Operation Popeye was a military cloud seeding project conducted by the United States Air Force from 1967 to 1972 during the Vietnam War. The highly classified program aimed to extend the monsoon season in specific areas of the Ho Chi Minh Trail, thereby softening the road surface and disrupting North Vietnamese military supplies.

The chemical weather modification program was conducted from Thailand to Cambodia, Laos, and Vietnam and was allegedly sponsored by Secretary of State Henry Kissinger and the CIA without the authorisation of then-Secretary of Defence Melvin Laird, who explicitly denied to Congress that a weather modification program for use as a tactical weapon even existed.

A report in SEASIA entitled Rainmaking outlines the use of aircraft-delivered lead iodide and silver iodide in a program developed at Naval Air Weapons Station China Lake in California and in the hurricane study program Project Storm Fu in Okinawa, Guam, the Philippines, Texas, and Florida.

Objectives of the operation:

The objective of Operation Popeye was to increase rainfall in carefully selected areas to deter Vietnamese adversaries, namely military supply trucks, use of roads by softening the road surface, causing landslides on roads, washing out river crossings, and maintaining saturated soil conditions beyond normal.
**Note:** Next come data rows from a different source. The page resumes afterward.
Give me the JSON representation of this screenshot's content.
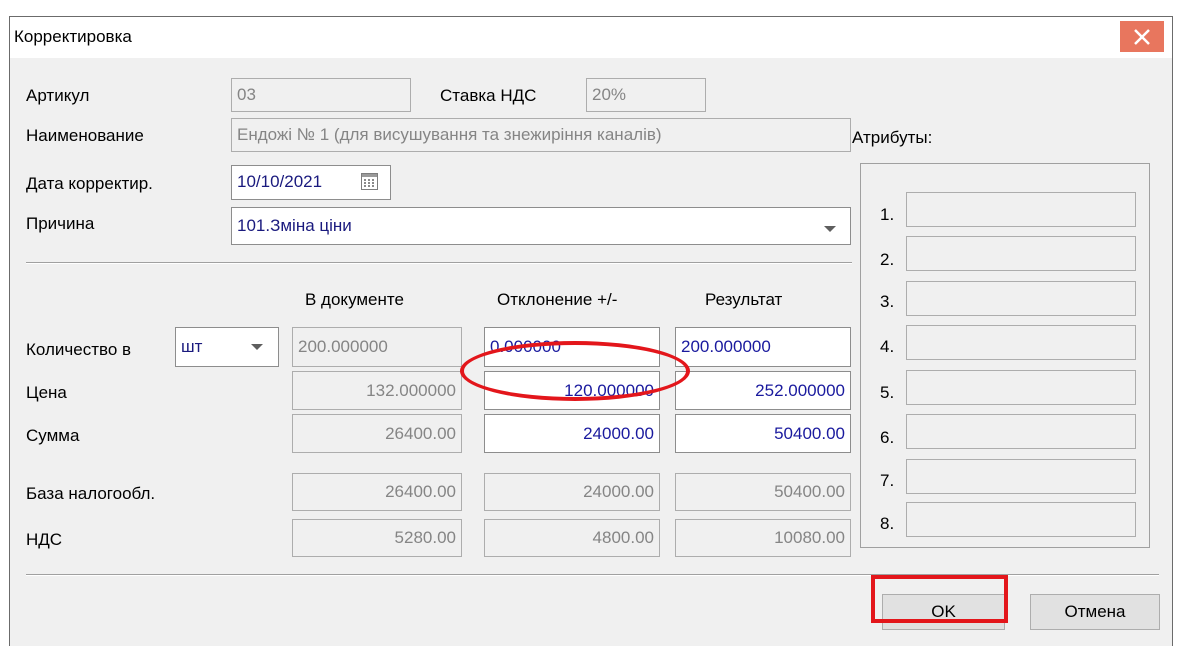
{
  "window": {
    "title": "Корректировка",
    "close_glyph": "✕"
  },
  "header": {
    "article_label": "Артикул",
    "article_value": "03",
    "vat_rate_label": "Ставка НДС",
    "vat_rate_value": "20%",
    "name_label": "Наименование",
    "name_value": "Ендожі № 1 (для висушування та знежиріння каналів)",
    "date_label": "Дата корректир.",
    "date_value": "10/10/2021",
    "reason_label": "Причина",
    "reason_value": "101.Зміна ціни"
  },
  "columns": {
    "in_document": "В документе",
    "deviation": "Отклонение +/-",
    "result": "Результат"
  },
  "rows": {
    "quantity": {
      "label": "Количество в",
      "unit": "шт",
      "in_document": "200.000000",
      "deviation": "0.000000",
      "result": "200.000000"
    },
    "price": {
      "label": "Цена",
      "in_document": "132.000000",
      "deviation": "120.000000",
      "result": "252.000000"
    },
    "sum": {
      "label": "Сумма",
      "in_document": "26400.00",
      "deviation": "24000.00",
      "result": "50400.00"
    },
    "tax_base": {
      "label": "База налогообл.",
      "in_document": "26400.00",
      "deviation": "24000.00",
      "result": "50400.00"
    },
    "vat": {
      "label": "НДС",
      "in_document": "5280.00",
      "deviation": "4800.00",
      "result": "10080.00"
    }
  },
  "attributes": {
    "label": "Атрибуты:",
    "items": [
      {
        "num": "1.",
        "value": ""
      },
      {
        "num": "2.",
        "value": ""
      },
      {
        "num": "3.",
        "value": ""
      },
      {
        "num": "4.",
        "value": ""
      },
      {
        "num": "5.",
        "value": ""
      },
      {
        "num": "6.",
        "value": ""
      },
      {
        "num": "7.",
        "value": ""
      },
      {
        "num": "8.",
        "value": ""
      }
    ]
  },
  "buttons": {
    "ok": "OK",
    "cancel": "Отмена"
  },
  "colors": {
    "title_close_bg": "#e8765e",
    "highlight": "#e3161b",
    "edit_text": "#1a1a9e"
  }
}
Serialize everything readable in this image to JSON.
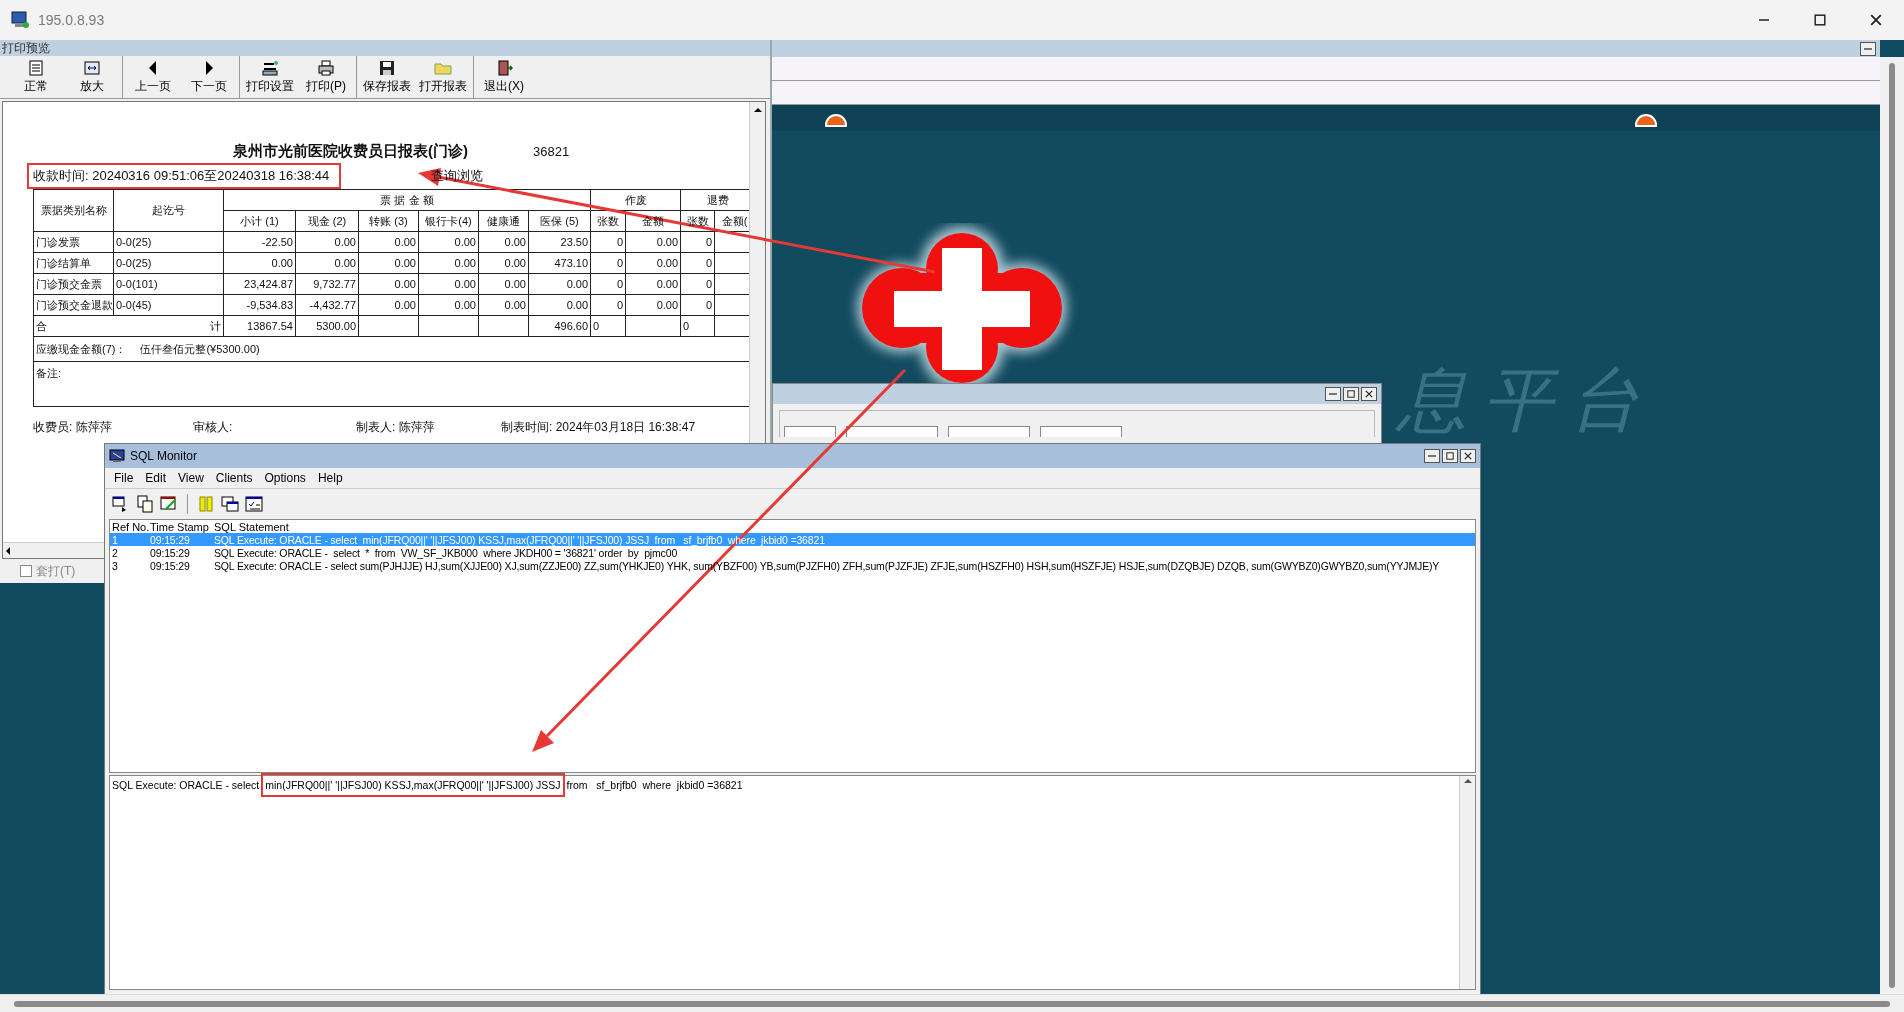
{
  "window": {
    "title": "195.0.8.93"
  },
  "print_preview": {
    "title": "打印预览",
    "toolbar_groups": [
      [
        "正常",
        "放大"
      ],
      [
        "上一页",
        "下一页"
      ],
      [
        "打印设置",
        "打印(P)"
      ],
      [
        "保存报表",
        "打开报表"
      ],
      [
        "退出(X)"
      ]
    ],
    "report": {
      "title": "泉州市光前医院收费员日报表(门诊)",
      "number": "36821",
      "time_range": "收款时间: 20240316 09:51:06至20240318 16:38:44",
      "view_label": "查询浏览",
      "columns": [
        {
          "label": "票据类别名称"
        },
        {
          "label": "起讫号"
        },
        {
          "label": "票 据 金 额",
          "colspan": 6,
          "children": [
            "小计 (1)",
            "现金 (2)",
            "转账 (3)",
            "银行卡(4)",
            "健康通",
            "医保 (5)"
          ]
        },
        {
          "label": "作废",
          "colspan": 2,
          "children": [
            "张数",
            "金额"
          ]
        },
        {
          "label": "退费",
          "colspan": 2,
          "children": [
            "张数",
            "金额("
          ]
        }
      ],
      "rows": [
        [
          "门诊发票",
          "0-0(25)",
          "-22.50",
          "0.00",
          "0.00",
          "0.00",
          "0.00",
          "23.50",
          "0",
          "0.00",
          "0"
        ],
        [
          "门诊结算单",
          "0-0(25)",
          "0.00",
          "0.00",
          "0.00",
          "0.00",
          "0.00",
          "473.10",
          "0",
          "0.00",
          "0"
        ],
        [
          "门诊预交金票",
          "0-0(101)",
          "23,424.87",
          "9,732.77",
          "0.00",
          "0.00",
          "0.00",
          "0.00",
          "0",
          "0.00",
          "0"
        ],
        [
          "门诊预交金退款",
          "0-0(45)",
          "-9,534.83",
          "-4,432.77",
          "0.00",
          "0.00",
          "0.00",
          "0.00",
          "0",
          "0.00",
          "0"
        ]
      ],
      "total": {
        "label_left": "合",
        "label_right": "计",
        "cells": [
          {
            "kind": "value",
            "text": "13867.54"
          },
          {
            "kind": "value",
            "text": "5300.00"
          },
          {
            "kind": "blank"
          },
          {
            "kind": "blank"
          },
          {
            "kind": "blank"
          },
          {
            "kind": "value",
            "text": "496.60"
          },
          {
            "kind": "value",
            "text": "0"
          },
          {
            "kind": "blank"
          },
          {
            "kind": "value",
            "text": "0"
          }
        ]
      },
      "cash_due": {
        "label": "应缴现金金额(7)：",
        "value": "伍仟叁佰元整(¥5300.00)"
      },
      "remarks": "备注:",
      "footer": [
        "收费员: 陈萍萍",
        "审核人:",
        "制表人: 陈萍萍",
        "制表时间: 2024年03月18日 16:38:47"
      ]
    },
    "option": {
      "label": "套打(T)",
      "checked": false
    }
  },
  "wallpaper": {
    "watermark": "息平台"
  },
  "sql_monitor": {
    "title": "SQL Monitor",
    "menu": [
      "File",
      "Edit",
      "View",
      "Clients",
      "Options",
      "Help"
    ],
    "columns": [
      "Ref No.",
      "Time Stamp",
      "SQL Statement"
    ],
    "rows": [
      {
        "ref": "1",
        "time": "09:15:29",
        "statement": "SQL Execute: ORACLE - select  min(JFRQ00||' '||JFSJ00) KSSJ,max(JFRQ00||' '||JFSJ00) JSSJ  from   sf_brjfb0  where  jkbid0 =36821",
        "selected": true
      },
      {
        "ref": "2",
        "time": "09:15:29",
        "statement": "SQL Execute: ORACLE -  select  *  from  VW_SF_JKB000  where JKDH00 = '36821' order  by  pjmc00",
        "selected": false
      },
      {
        "ref": "3",
        "time": "09:15:29",
        "statement": "SQL Execute: ORACLE - select sum(PJHJJE) HJ,sum(XJJE00) XJ,sum(ZZJE00) ZZ,sum(YHKJE0) YHK, sum(YBZF00) YB,sum(PJZFH0) ZFH,sum(PJZFJE) ZFJE,sum(HSZFH0) HSH,sum(HSZFJE) HSJE,sum(DZQBJE) DZQB, sum(GWYBZ0)GWYBZ0,sum(YYJMJE)Y",
        "selected": false
      }
    ],
    "detail": {
      "text_before": "SQL Execute: ORACLE - select",
      "highlighted": "min(JFRQ00||' '||JFSJ00) KSSJ,max(JFRQ00||' '||JFSJ00) JSSJ",
      "text_after": "from   sf_brjfb0  where  jkbid0 =36821"
    }
  }
}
The goal of the operation was to extend the rainy season by approximately 450 days.

The 54th Weather Reconnaissance Squadron conducted the operation using the slogan “Make Soil, Not War.” Beginning on 20 March 1967, and continuing through 1972 during each rainy season (March through November) in Southeast Asia, operational cloud seeding missions were conducted.

Three C-130 Hercules aircraft and two F-4C Phantom aircraft based at Udon Thani Royal Thai Air Force Base in Thailand flew two sorties daily. The aircraft were formally on a weather reconnaissance mission, and the aircrews also prepared weather report data as part of their normal duties. The crews, all from the 54th Weather Reconnaissance Squadron, were regularly rotated from Guam to the operation. Within the squadron, the rainmaking operations were codenamed “Motor Pool”.